雲雀は話の要点が掴めずに問い返す。目の前の青年は確かに沢田綱吉と瓜二つだ。雲雀が愛した、最も憎んだ―――……雲よりも自由気儘な大空に…。

その事実は雲雀の心に刻まれた癒えぬ傷を更に抉り、血を流させる代わりに益々憎悪を募らせていく。


「……説明しな。返答次第では棺を壊す」
「えっ! そ、それはダメです! 俺は人間離れした最悪最狂野性の獣王に近い貴方と戦いたくありません!」
「……良い度胸だね」


青年の抗議を聞いた雲雀の目は笑っておらず、口端だけを上げてトンファーを握り締めた。それを察した青年は一歩下がり、躊躇いながらもグローブを嵌めた両手からゆらめく橙色の炎を出現させる。

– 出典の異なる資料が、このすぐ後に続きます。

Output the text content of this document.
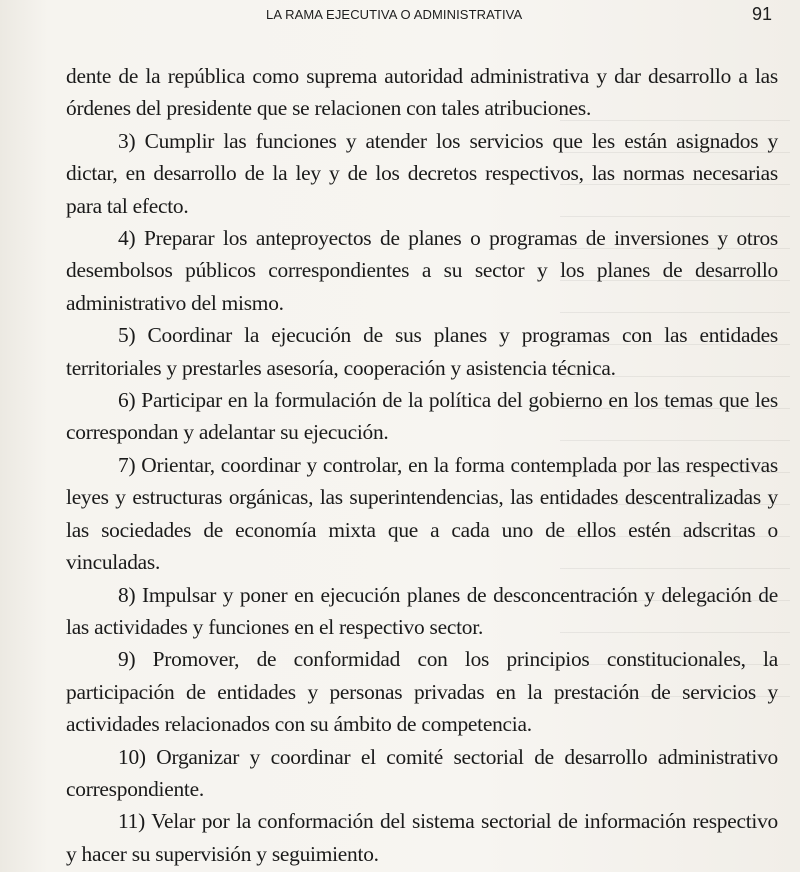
LA RAMA EJECUTIVA O ADMINISTRATIVA	91

dente de la república como suprema autoridad administrativa y dar desarrollo a las órdenes del presidente que se relacionen con tales atribuciones.

3) Cumplir las funciones y atender los servicios que les están asignados y dictar, en desarrollo de la ley y de los decretos respectivos, las normas necesarias para tal efecto.

4) Preparar los anteproyectos de planes o programas de inversiones y otros desembolsos públicos correspondientes a su sector y los planes de desarrollo administrativo del mismo.

5) Coordinar la ejecución de sus planes y programas con las entidades territoriales y prestarles asesoría, cooperación y asistencia técnica.

6) Participar en la formulación de la política del gobierno en los temas que les correspondan y adelantar su ejecución.

7) Orientar, coordinar y controlar, en la forma contemplada por las respectivas leyes y estructuras orgánicas, las superintendencias, las entidades descentralizadas y las sociedades de economía mixta que a cada uno de ellos estén adscritas o vinculadas.

8) Impulsar y poner en ejecución planes de desconcentración y delegación de las actividades y funciones en el respectivo sector.

9) Promover, de conformidad con los principios constitucionales, la participación de entidades y personas privadas en la prestación de servicios y actividades relacionados con su ámbito de competencia.

10) Organizar y coordinar el comité sectorial de desarrollo administrativo correspondiente.

11) Velar por la conformación del sistema sectorial de información respectivo y hacer su supervisión y seguimiento.
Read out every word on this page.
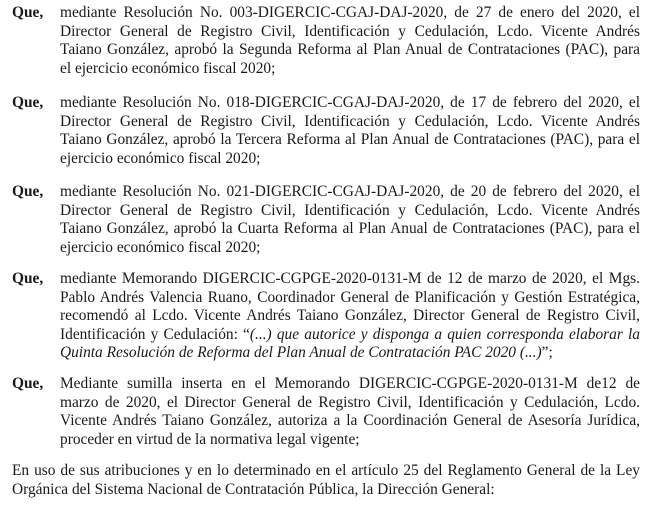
Que, mediante Resolución No. 003-DIGERCIC-CGAJ-DAJ-2020, de 27 de enero del 2020, el
Director General de Registro Civil, Identificación y Cedulación, Lcdo. Vicente Andrés
Taiano González, aprobó la Segunda Reforma al Plan Anual de Contrataciones (PAC), para
el ejercicio económico fiscal 2020;
Que, mediante Resolución No. 018-DIGERCIC-CGAJ-DAJ-2020, de 17 de febrero del 2020, el
Director General de Registro Civil, Identificación y Cedulación, Lcdo. Vicente Andrés
Taiano González, aprobó la Tercera Reforma al Plan Anual de Contrataciones (PAC), para el
ejercicio económico fiscal 2020;
Que, mediante Resolución No. 021-DIGERCIC-CGAJ-DAJ-2020, de 20 de febrero del 2020, el
Director General de Registro Civil, Identificación y Cedulación, Lcdo. Vicente Andrés
Taiano González, aprobó la Cuarta Reforma al Plan Anual de Contrataciones (PAC), para el
ejercicio económico fiscal 2020;
Que, mediante Memorando DIGERCIC-CGPGE-2020-0131-M de 12 de marzo de 2020, el Mgs.
Pablo Andrés Valencia Ruano, Coordinador General de Planificación y Gestión Estratégica,
recomendó al Lcdo. Vicente Andrés Taiano González, Director General de Registro Civil,
Identificación y Cedulación: “(...) que autorice y disponga a quien corresponda elaborar la
Quinta Resolución de Reforma del Plan Anual de Contratación PAC 2020 (...)”;
Que, Mediante sumilla inserta en el Memorando DIGERCIC-CGPGE-2020-0131-M de12 de
marzo de 2020, el Director General de Registro Civil, Identificación y Cedulación, Lcdo.
Vicente Andrés Taiano González, autoriza a la Coordinación General de Asesoría Jurídica,
proceder en virtud de la normativa legal vigente;
En uso de sus atribuciones y en lo determinado en el artículo 25 del Reglamento General de la Ley
Orgánica del Sistema Nacional de Contratación Pública, la Dirección General:
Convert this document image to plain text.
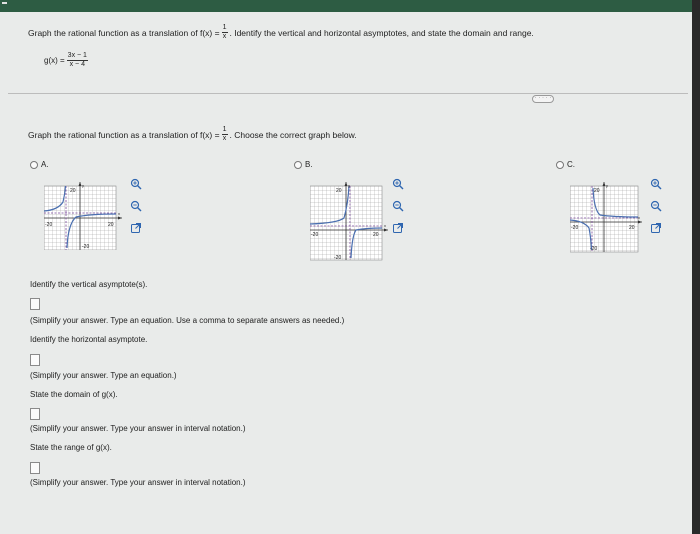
Graph the rational function as a translation of $f(x) = \frac{1}{x}$ . Identify the vertical and horizontal asymptotes, and state the domain and range.
$g(x) = \frac{3x - 1}{x - 4}$
· · · · ·
Graph the rational function as a translation of $f(x) = \frac{1}{x}$ . Choose the correct graph below.
A.
20
20
-20
-20
y
x
B.
20
20
-20
-20
y
x
C.
20
20
-20
-20
y
x
Identify the vertical asymptote(s).
(Simplify your answer. Type an equation. Use a comma to separate answers as needed.)
Identify the horizontal asymptote.
(Simplify your answer. Type an equation.)
State the domain of g(x).
(Simplify your answer. Type your answer in interval notation.)
State the range of g(x).
(Simplify your answer. Type your answer in interval notation.)
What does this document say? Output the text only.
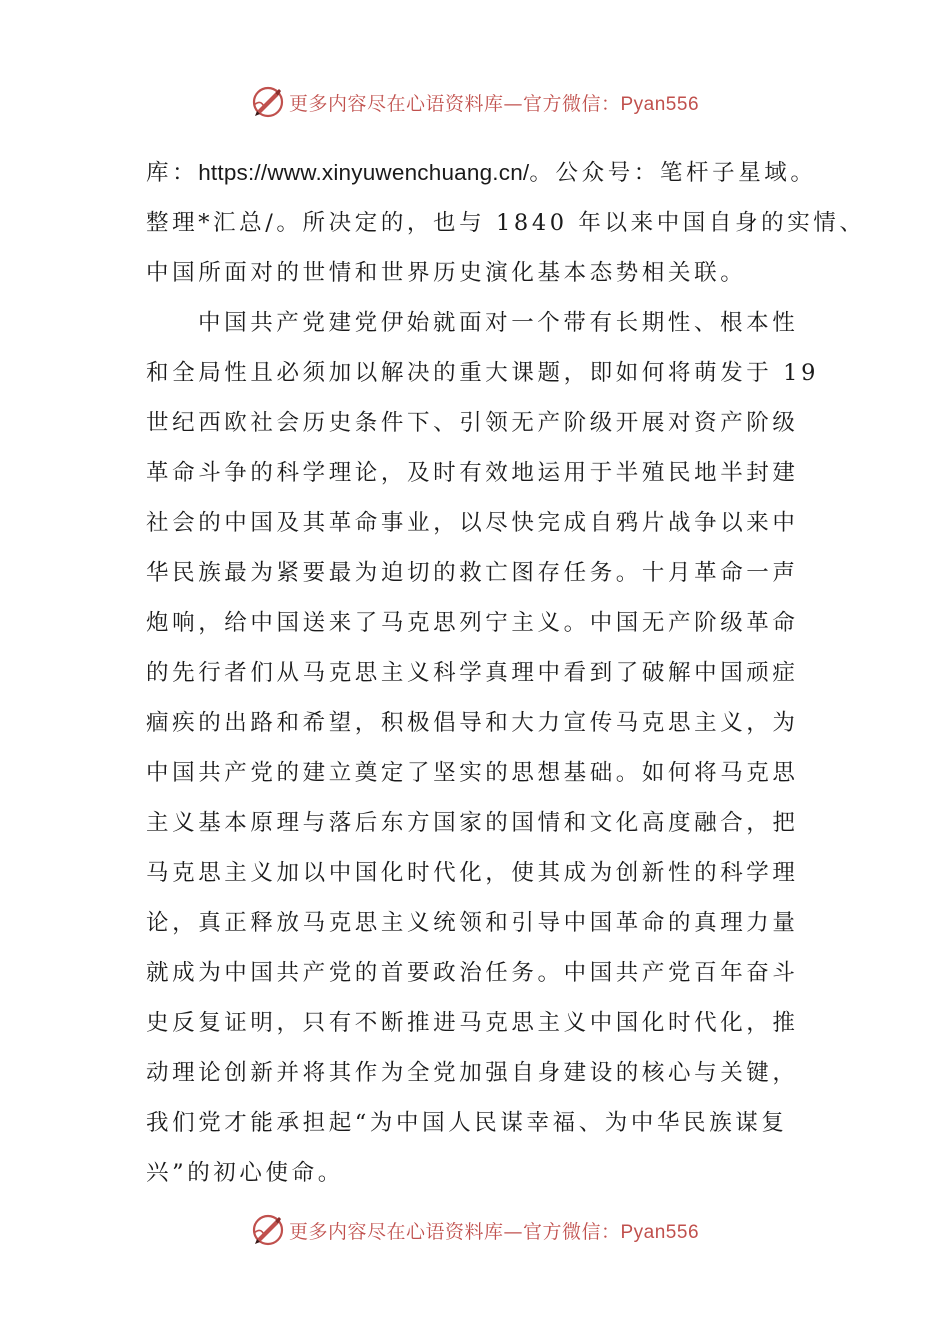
更多内容尽在心语资料库—官方微信：Pyan556
库：https://www.xinyuwenchuang.cn/。公众号：笔杆子星域。
整理*汇总/。所决定的，也与 1840 年以来中国自身的实情、
中国所面对的世情和世界历史演化基本态势相关联。
中国共产党建党伊始就面对一个带有长期性、根本性
和全局性且必须加以解决的重大课题，即如何将萌发于 19
世纪西欧社会历史条件下、引领无产阶级开展对资产阶级
革命斗争的科学理论，及时有效地运用于半殖民地半封建
社会的中国及其革命事业，以尽快完成自鸦片战争以来中
华民族最为紧要最为迫切的救亡图存任务。十月革命一声
炮响，给中国送来了马克思列宁主义。中国无产阶级革命
的先行者们从马克思主义科学真理中看到了破解中国顽症
痼疾的出路和希望，积极倡导和大力宣传马克思主义，为
中国共产党的建立奠定了坚实的思想基础。如何将马克思
主义基本原理与落后东方国家的国情和文化高度融合，把
马克思主义加以中国化时代化，使其成为创新性的科学理
论，真正释放马克思主义统领和引导中国革命的真理力量
就成为中国共产党的首要政治任务。中国共产党百年奋斗
史反复证明，只有不断推进马克思主义中国化时代化，推
动理论创新并将其作为全党加强自身建设的核心与关键，
我们党才能承担起“为中国人民谋幸福、为中华民族谋复
兴”的初心使命。
更多内容尽在心语资料库—官方微信：Pyan556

正統な後継者である沢田綱吉にしか生み出せない炎……それは大空を掲げる者の炎。
―――……雲雀の記憶の中で、一番憎むべき色……殺したい――…いろ。もう存在しない、存在してはならない…哀しみの色。


「…どういうこと?」


雲雀の声が一段と低くなり、静寂を纏う空気を震わす。肌を突き刺す戦慄に、青年はそれでも怯まずただ真実を告げる。造り主に命じられていたことを。

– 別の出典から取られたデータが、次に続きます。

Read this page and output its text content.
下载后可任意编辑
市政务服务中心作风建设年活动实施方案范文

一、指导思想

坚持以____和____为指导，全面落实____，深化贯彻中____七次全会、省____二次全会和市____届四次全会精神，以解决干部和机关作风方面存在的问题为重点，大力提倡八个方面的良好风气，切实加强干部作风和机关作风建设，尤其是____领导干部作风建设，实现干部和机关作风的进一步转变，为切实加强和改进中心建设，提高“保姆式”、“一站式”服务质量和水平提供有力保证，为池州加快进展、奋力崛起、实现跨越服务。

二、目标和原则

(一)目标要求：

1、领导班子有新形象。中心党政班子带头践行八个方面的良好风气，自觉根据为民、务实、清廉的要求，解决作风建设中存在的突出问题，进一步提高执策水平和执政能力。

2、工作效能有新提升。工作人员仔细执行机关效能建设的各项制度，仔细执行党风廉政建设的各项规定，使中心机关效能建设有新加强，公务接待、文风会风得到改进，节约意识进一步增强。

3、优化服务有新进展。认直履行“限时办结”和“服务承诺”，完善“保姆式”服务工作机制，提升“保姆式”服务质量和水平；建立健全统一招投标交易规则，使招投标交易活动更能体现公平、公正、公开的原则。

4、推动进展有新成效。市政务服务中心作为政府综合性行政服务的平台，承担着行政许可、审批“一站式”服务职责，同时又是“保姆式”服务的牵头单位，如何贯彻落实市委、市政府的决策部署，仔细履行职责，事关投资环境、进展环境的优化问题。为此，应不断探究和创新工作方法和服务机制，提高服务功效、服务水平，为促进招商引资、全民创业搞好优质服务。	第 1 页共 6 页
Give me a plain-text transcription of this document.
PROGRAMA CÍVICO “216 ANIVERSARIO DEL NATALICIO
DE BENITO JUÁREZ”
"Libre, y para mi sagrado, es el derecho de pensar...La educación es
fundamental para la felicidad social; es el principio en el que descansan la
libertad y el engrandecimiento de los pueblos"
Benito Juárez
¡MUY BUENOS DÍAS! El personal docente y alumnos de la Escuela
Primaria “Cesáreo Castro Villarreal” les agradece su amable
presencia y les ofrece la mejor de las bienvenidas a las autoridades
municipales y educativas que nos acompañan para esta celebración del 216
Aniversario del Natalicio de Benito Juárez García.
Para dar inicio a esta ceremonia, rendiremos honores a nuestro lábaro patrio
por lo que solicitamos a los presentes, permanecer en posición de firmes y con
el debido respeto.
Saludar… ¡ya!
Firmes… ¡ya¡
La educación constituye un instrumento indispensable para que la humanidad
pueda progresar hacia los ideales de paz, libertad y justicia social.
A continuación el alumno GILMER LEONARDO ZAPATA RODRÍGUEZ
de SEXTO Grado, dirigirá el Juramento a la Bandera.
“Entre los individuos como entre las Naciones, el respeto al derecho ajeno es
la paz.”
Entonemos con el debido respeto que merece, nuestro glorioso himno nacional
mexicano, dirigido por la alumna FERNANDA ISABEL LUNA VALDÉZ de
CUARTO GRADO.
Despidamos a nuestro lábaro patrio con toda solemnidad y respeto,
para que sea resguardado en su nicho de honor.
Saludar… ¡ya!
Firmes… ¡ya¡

「俺はこの棺を守るため、X世様の細胞の一部から造られました。来たるべき日まで、墓守として存在します。」
「来たるべき日……それは、あの忌まわしい計画かい?」
「はい。若きX世様が此処に参られるまで俺は存在し続けます。棺に触れる敵を排除して。全てはX世様の御意思……っぅ!」


青年の説明は最後まで言葉にならず、頬には雲雀がトンファーで思い切り殴った際の痣が出来ていた。
雲雀の突然の行動に青年は何度か目を瞬かせ、顔色は僅かに青ざめていた。そんな仕草も雲雀の中では、嫌なぐらい沢田綱吉と重なり不愉快を覚える。


「な、なに「戯言はいい加減にしな、沢田綱吉」


雲雀の声色には紛れの無い殺意が含まれ、既に怒りは頂点に達していた。―――…これがまだボンゴレの上層部が勝手に造り上げた物なら、雲雀はギリギリで許せたのだ。本当にギリギリ、少しでも力を入れたら切れる細い糸並みに。

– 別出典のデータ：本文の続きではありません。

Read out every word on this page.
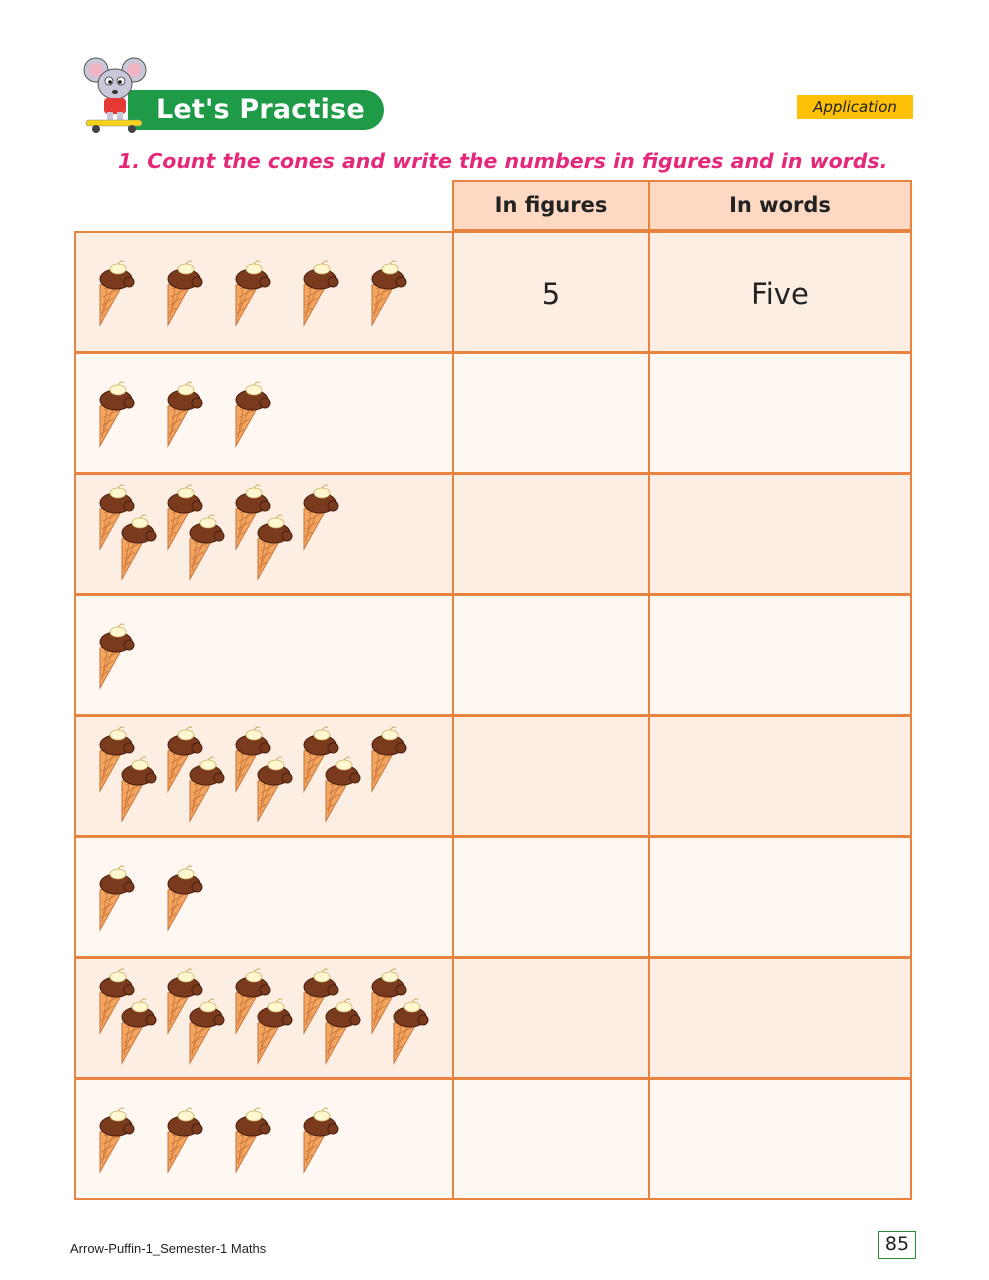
Let's Practise 2.1
Application
1. Count the cones and write the numbers in figures and in words.
In figures	In words
5	Five
Arrow-Puffin-1_Semester-1 Maths	85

そんな雲雀の怒りを最大限まで引き上げたのは、これが“最愛且つ憎みし者”による愚劣な行為だという事実だった。


「君は……いつだって勝手過ぎる…っ!」


何故彼ばかり犠牲に、何故彼は自己犠牲ばかり選ぶ?何のために、あの群れる草食動物達は、孤高の僕は――――…彼の“守護者”になった?意味を、何一つ意味を持たないじゃないか!君は勝手に死んで、死してからもこんな形で戦闘を続け――――嗚呼どこまでも傲慢で愚かな王者とは彼のことだ。


「…雲の……いえ、雲雀さん……」
「君にそう呼ばれる筋合いは無い」


雲雀は青年の呼び掛けを冷たく払い除けた。どんなに愛しい人の姿を、想い人の姿をしていても―――雲雀にはわかってしまう、偽者だと。―――綱吉だけが持ち得る温かな心を、青年は持っていない。無機質な眼差しで見遣る青年を……雲雀は綱吉の姿と重ねることができない。……否、してはならないのだ。それは冒涜、愛したことへの冒涜に他ならない。


「………」
「―――何で君は僕の前に現われた?」


黙り込んでしまった青年を前にして、雲雀は一つの疑問を投げる。自分を守護者だと知っているなら、わざわざ危険を犯して姿を曝すような真似をする必要は無かったはずだ。
―――だが同時に、この質問は愚問でしかない。答えを…もう既に雲雀は受け取っている、本物の綱吉からずっと昔に。